Para prevenir la obesidad infantil, los padres juegan un papel importante, formándose en el hogar los primeros hábitos alimenticios, informó la nutrióloga Eunice Bello para Viva La Noticia.
De los padres, señaló, es la responsabilidad de enseñar los hábitos como una alimentación saludable desde casa, pudiendo participar e involucrarse en la preparación de los platillos.
«También que haya una alimentación variada en casa que contenga frutas, verduras, cereales integrales y proteínas magras y grasas saludables. El reducir el consumo de bebidas con alto contenido de azúcar como refrescos, jugos industrializados con alto contenido de azúcar y comida ultraprocesada como comida rápida, comida chatarra, las sabritas, golosinas, etcétera. También es muy importante dar el ejemplo porque los hijos imitan lo que los padres hacen y si los padres comen sano pues los hijos también lo harán o viceversa, si no ven buenos hábitos de alimentación ellos van a repetir lo mismo».

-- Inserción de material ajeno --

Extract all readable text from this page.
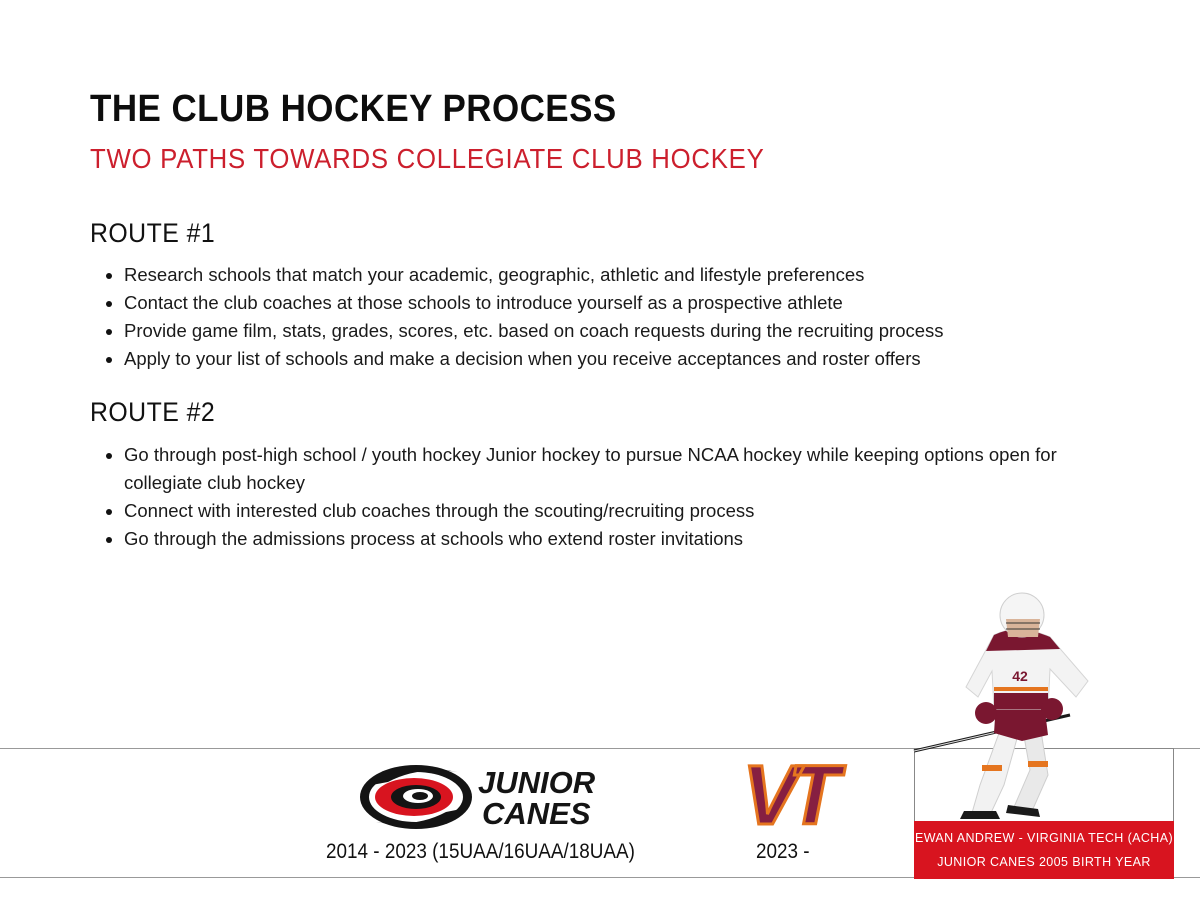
THE CLUB HOCKEY PROCESS
TWO PATHS TOWARDS COLLEGIATE CLUB HOCKEY
ROUTE #1
• Research schools that match your academic, geographic, athletic and lifestyle preferences
• Contact the club coaches at those schools to introduce yourself as a prospective athlete
• Provide game film, stats, grades, scores, etc. based on coach requests during the recruiting process
• Apply to your list of schools and make a decision when you receive acceptances and roster offers
ROUTE #2
• Go through post-high school / youth hockey Junior hockey to pursue NCAA hockey while keeping options open for collegiate club hockey
• Connect with interested club coaches through the scouting/recruiting process
• Go through the admissions process at schools who extend roster invitations
JUNIOR
CANES

2014 - 2023 (15UAA/16UAA/18UAA)

VT

2023 -

42
EWAN ANDREW - VIRGINIA TECH (ACHA)
JUNIOR CANES 2005 BIRTH YEAR
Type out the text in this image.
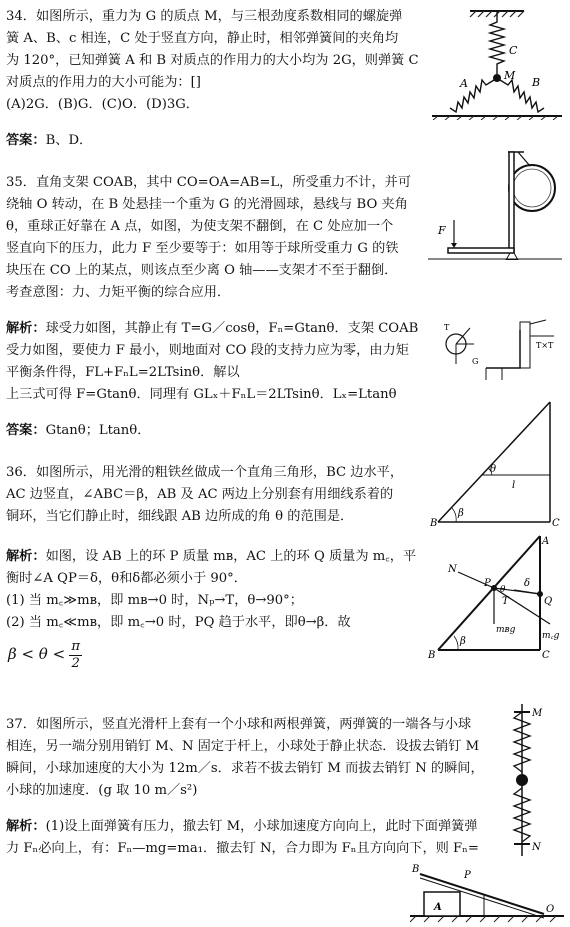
34．如图所示，重力为 G 的质点 M，与三根劲度系数相同的螺旋弹
簧 A、B、c 相连，C 处于竖直方向，静止时，相邻弹簧间的夹角均
为 120°，已知弹簧 A 和 B 对质点的作用力的大小均为 2G，则弹簧 C
对质点的作用力的大小可能为：[]
(A)2G．(B)G．(C)O．(D)3G．
C
M
A	B
答案：B、D．
35．直角支架 COAB，其中 CO=OA=AB=L，所受重力不计，并可
绕轴 O 转动，在 B 处悬挂一个重为 G 的光滑圆球，悬线与 BO 夹角
θ，重球正好靠在 A 点，如图，为使支架不翻倒，在 C 处应加一个
竖直向下的压力，此力 F 至少要等于：如用等于球所受重力 G 的铁
块压在 CO 上的某点，则该点至少离 O 轴——支架才不至于翻倒．
考查意图：力、力矩平衡的综合应用．
F
解析：球受力如图，其静止有 T=G／cosθ，Fₙ=Gtanθ．支架 COAB
受力如图，要使力 F 最小，则地面对 CO 段的支持力应为零，由力矩
平衡条件得，FL+FₙL=2LTsinθ．解以
上三式可得 F=Gtanθ．同理有 GLₓ＋FₙL＝2LTsinθ．Lₓ=Ltanθ
T
G
T×T
答案：Gtanθ；Ltanθ．
θ
l
β
B	C
36．如图所示，用光滑的粗铁丝做成一个直角三角形，BC 边水平，
AC 边竖直，∠ABC＝β，AB 及 AC 两边上分别套有用细线系着的
铜环，当它们静止时，细线跟 AB 边所成的角 θ 的范围是．
解析：如图，设 AB 上的环 P 质量 mʙ，AC 上的环 Q 质量为 m꜀，平
衡时∠A QP＝δ，θ和δ都必须小于 90°．
(1) 当 m꜀≫mʙ，即 mʙ→0 时，Nₚ→T，θ→90°；
(2) 当 m꜀≪mʙ，即 m꜀→0 时，PQ 趋于水平，即θ→β．故
$\beta < \theta < \frac{\pi}{2}$
A
B	C
N
P
T
δ
θ
Q
mʙg
m꜀g
β
37．如图所示，竖直光滑杆上套有一个小球和两根弹簧，两弹簧的一端各与小球
相连，另一端分别用销钉 M、N 固定于杆上，小球处于静止状态．设拔去销钉 M
瞬间，小球加速度的大小为 12m／s．求若不拔去销钉 M 而拔去销钉 N 的瞬间，
小球的加速度．(g 取 10 m／s²)
M
N
解析：(1)设上面弹簧有压力，撤去钉 M，小球加速度方向向上，此时下面弹簧弹
力 Fₙ必向上，有：Fₙ—mg=ma₁．撤去钉 N，合力即为 Fₙ且方向向下，则 Fₙ=
A
B
P
O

Comentando que es importante evitar la comida como premio o castigo, mencionó que otro hábito que se formaría desde casa es el promover la actividad física, motivando al juego activo como correr, usar la bicicleta, bailar o nadar.
«Y limitar el tiempo frente a pantallas. Aquí por ejemplo que estan mucho en la televisión o en los videojuegos o en el celular. Aquí también se puede motivar a compartir actividades en familia que impliquen el movimiento».
Los hábitos diarios saludables, compartió, son también el respetar los horarios de comida evitando «picar» constantemente; asegurar un buen descanso al aumentar el riesgo de obesidad el dormir poco; y fomentar el consumo de agua como bebida principal.
La autoestima, añadió, también es importante aumentarla, evitando burlas o comentarios del cuerpo, además, enseñar a los niños a escuchar sus señales de hambre y saciedad.